At a conference in Sacramento last week, advocates kept calling it a crisis in care in California — and at the same time acknowledging that citizens’ and policymakers’ eyes seem to glaze over whenever the subject of long-term care comes up.
Given the huge swell of about-to-be-seniors who will need care in California, it’s certainly an important subject. One of the touchstones of the conference was that the long-term care world needs a new, less scary way of framing the issue — it needs to develop a new language.
Because it can be so difficult to engage Californians on the subject, the legislative infrastructure has not yet been fully set up. According to Diana Dooley, secretary of the Health and Human Services Agency, there is a lot of room right now for input on the subject.
“There is not a grand plan on the books,” Dooley said. “We are very open to ideas and suggestions.”
Cost-cutting and budget reductions in health care are hopefully near an end, she said, and that could mean there’s a big opportunity now to help form a wider, more comprehensive plan around this issue.
“So I didn’t come here with a grand plan, but I do want it to be different from how it has felt this year,” Dooley said. “Sometimes it’s felt a little like Pickett’s Charge this year.”
But this is a winnable battle now, Dooley said. “I can tell you, we will provide services to the people who need it,” she said.
To do that effectively, according to Bruce Chernof, president and CEO of The SCAN Foundation, which sponsored the long-term care summit, you need to begin at the beginning.
“We have to come up with a better language set,” Chernof said. “Long-term care means nursing home to most people, and that’s not what we’re talking about.”
Even when policymakers want to do something about long-term care, he said, they’re often stymied by not being able to discuss it in ways people can relate to it.
“We have to help elected officials have simpler, clearer, people-centered language that they can use,” Chernof said.
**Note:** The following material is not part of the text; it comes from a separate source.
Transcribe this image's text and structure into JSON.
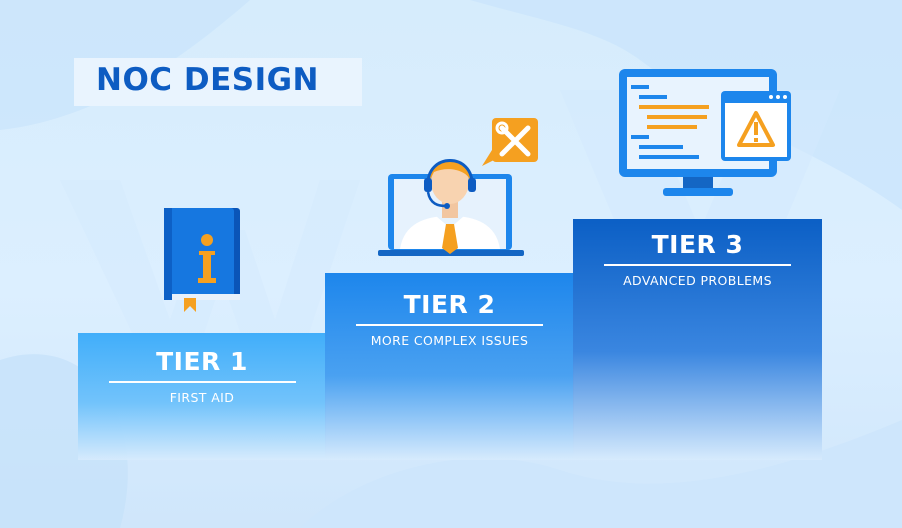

Gretchen Alkema of The SCAN Foundation said that changing policy in Sacramento starts with framing those proposals as being within reach, able to be accomplished.
“To politicians,” Alkema said, “when we say long-term care, well, long-term sounds expensive, and difficult to solve.”
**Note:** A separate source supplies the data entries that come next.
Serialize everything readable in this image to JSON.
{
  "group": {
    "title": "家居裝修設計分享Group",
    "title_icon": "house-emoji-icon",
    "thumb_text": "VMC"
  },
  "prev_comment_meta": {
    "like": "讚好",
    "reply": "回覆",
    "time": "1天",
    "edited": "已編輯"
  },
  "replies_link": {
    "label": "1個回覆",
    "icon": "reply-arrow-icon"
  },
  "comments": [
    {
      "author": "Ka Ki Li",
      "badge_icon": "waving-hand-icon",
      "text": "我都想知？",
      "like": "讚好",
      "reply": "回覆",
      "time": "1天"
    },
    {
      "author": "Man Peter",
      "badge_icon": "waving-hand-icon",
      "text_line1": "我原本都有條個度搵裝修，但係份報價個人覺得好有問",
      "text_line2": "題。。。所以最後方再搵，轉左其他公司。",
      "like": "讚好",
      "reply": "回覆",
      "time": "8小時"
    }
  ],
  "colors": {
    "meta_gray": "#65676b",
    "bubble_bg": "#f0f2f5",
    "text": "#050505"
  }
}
That same dynamic applies to most Californians, Chernof said. “We have to correct public misconceptions about long-term care,” he said. “Most people think, well, I’m not going to need this. And that’s not true, that’s inaccurate.”
The irony, Alkema said, is that people’s willful ignorance is over a subject with which everyone will eventually have to grapple. “To most people, it can sound too long, too expensive and too difficult to tackle,” Alkema said, “but more and more of these issues are hitting home in people’s own living rooms.”
Chernof said the concepts of dignity, choice and independence all resonate with lawmakers, and with Californians.”Don’t go to the usual line,” he said. “The phrase ‘long-term services and support,’ it may be better than ‘long-term care,’ but really, the goal is to come up with a better language set. Really, it’s about dignity and choice and independence. That’s what long-term care is.”